Since the beginning of the year, I’ve been involved in some new projects and had the good fortune to visit a great unconference in Halifax in April. As an update, here’s an outline of what’s been happening lately. I’ve also been putting together a colouring book, details to follow.
CAPS (Community Awareness Platform for Sustainability)
I was introduced to the project by James Stevens, a local digital disruptor and engineer of the Open Wireless Network (OWN) in Deptford, a wifi mesh networking project across Deptford for 8 years or so. CAPS has funding from the EU, with partners including INURA, Open University and other academic bodies, including my favourite; the interestingly named Unmonastery.
My role in the project so far has been social engagement, talking to local organisations and individuals about the potentials for DIY offline networking. Those words on their own have enough meaning in a variety of ways, and put together make for a scenario hard to imagine for many – its taken me a while in a number of conversations to work out what this stuff is.
DIY is ‘Do It Yourself’, a worthy attitude which can provide a sense of pride in doing something when most things if not all can be bought. Offline networking tends to get a lot of people confused when told, but the term is relatively simple. If you didn’t know, the Internet is shortened from Inter-networks, a collection of networks connected together. A computer network is a bunch of computers talking to one another, so the internet is many networks linking up. So, being online is being connected to these networks providing information from any point. Still with me? Not sure if I should have given you that explanation, but now you can understand what offline is – exactly the opposite. These days we are increasingly becoming very casual in our relationships with a connected world and information gets shared all over the place and can be appropriated by all sorts of people, businesses, organisations and governments. Some information doesn’t need to travel through a few thousand miles of copper/fibre to come back to you, passing through various places on the way – local places can be represented directly to a phone or other device through other means.
Stepping back again, I should also explain what Mazi and CAPS mean, after all you’ve stuck this far.

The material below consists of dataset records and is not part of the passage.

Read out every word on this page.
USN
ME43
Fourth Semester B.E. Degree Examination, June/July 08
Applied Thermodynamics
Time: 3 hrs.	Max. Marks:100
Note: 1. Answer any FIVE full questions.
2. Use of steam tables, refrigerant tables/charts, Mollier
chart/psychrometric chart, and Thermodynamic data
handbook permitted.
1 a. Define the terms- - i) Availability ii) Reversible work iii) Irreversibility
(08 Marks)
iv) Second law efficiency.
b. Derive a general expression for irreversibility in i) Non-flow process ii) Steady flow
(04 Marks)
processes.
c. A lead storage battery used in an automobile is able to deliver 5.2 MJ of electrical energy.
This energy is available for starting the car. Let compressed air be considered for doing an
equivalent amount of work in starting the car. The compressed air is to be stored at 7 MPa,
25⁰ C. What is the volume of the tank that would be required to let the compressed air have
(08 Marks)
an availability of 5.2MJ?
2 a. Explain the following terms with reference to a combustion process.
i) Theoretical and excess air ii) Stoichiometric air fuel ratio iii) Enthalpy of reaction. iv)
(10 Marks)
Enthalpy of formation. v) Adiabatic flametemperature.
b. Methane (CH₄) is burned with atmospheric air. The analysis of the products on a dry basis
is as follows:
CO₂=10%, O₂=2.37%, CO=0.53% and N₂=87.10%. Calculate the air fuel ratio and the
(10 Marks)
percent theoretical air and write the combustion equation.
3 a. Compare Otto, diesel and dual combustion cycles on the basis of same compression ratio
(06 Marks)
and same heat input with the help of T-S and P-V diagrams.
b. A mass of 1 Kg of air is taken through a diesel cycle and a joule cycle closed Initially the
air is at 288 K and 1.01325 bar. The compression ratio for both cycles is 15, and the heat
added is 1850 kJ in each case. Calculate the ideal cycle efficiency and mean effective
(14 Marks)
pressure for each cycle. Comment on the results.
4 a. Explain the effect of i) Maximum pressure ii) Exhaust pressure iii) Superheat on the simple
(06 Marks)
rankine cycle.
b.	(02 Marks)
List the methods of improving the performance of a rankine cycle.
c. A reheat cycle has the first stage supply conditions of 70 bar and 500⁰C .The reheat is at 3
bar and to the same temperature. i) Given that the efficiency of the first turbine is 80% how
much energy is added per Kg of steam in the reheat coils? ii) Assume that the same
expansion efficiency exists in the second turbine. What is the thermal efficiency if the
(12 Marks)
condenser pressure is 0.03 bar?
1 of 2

As the heading indicates, the project is about engaging communities (in this case, the organisations and people along Deptford Creek) and engaging with them to have their own points of presence and to be aware of each other. The Mazi toolkit is a bunch of things which are being built to enable this goal. Mazi is a Greek word meaning ‘together’ and the toolkit comprises of various ‘tools’ both technological and social to engage and support local communities. The project started in January 2016, and will be going on till 2019, with the project going through a variety of non technical and technical stages. at the moment, we are talking, meeting, greeting and generally bringing ideas together in Mazi Monday afternoons – this could be nearby nature, pollution levels, if its happy hour in the Bird’s Nest or when the bridge at the mouth of the Creek raises. Those are some of my ideas so far, and I am looking forward to hearing what other people can make of it.
Read Together
A non profit social enterprise, Read Together aims to provide facilitators for reading to groups for therapeutic purposes. I found the company advertising for volunteer facilitators on the streetlife website and jumped at the chance, as the premise fits well with my own work, the training would help build my own story telling capabilities. There are many good reasons for reading to people in groups, and I am looking forward to completing my training, which has been started with reading poetry, a real challenge for me – especially iambic pentameter.
As a pleasant surprise, I was later asked to apply for the role of materials coordinator for RT, and succeeded in possibly the best interview I ever have attended. I’ve been working with the management team in developing the best practices and workflow for the building of the online library of documents, and steadily building a working relationship which is extending itself now into a potential rebuild of their website.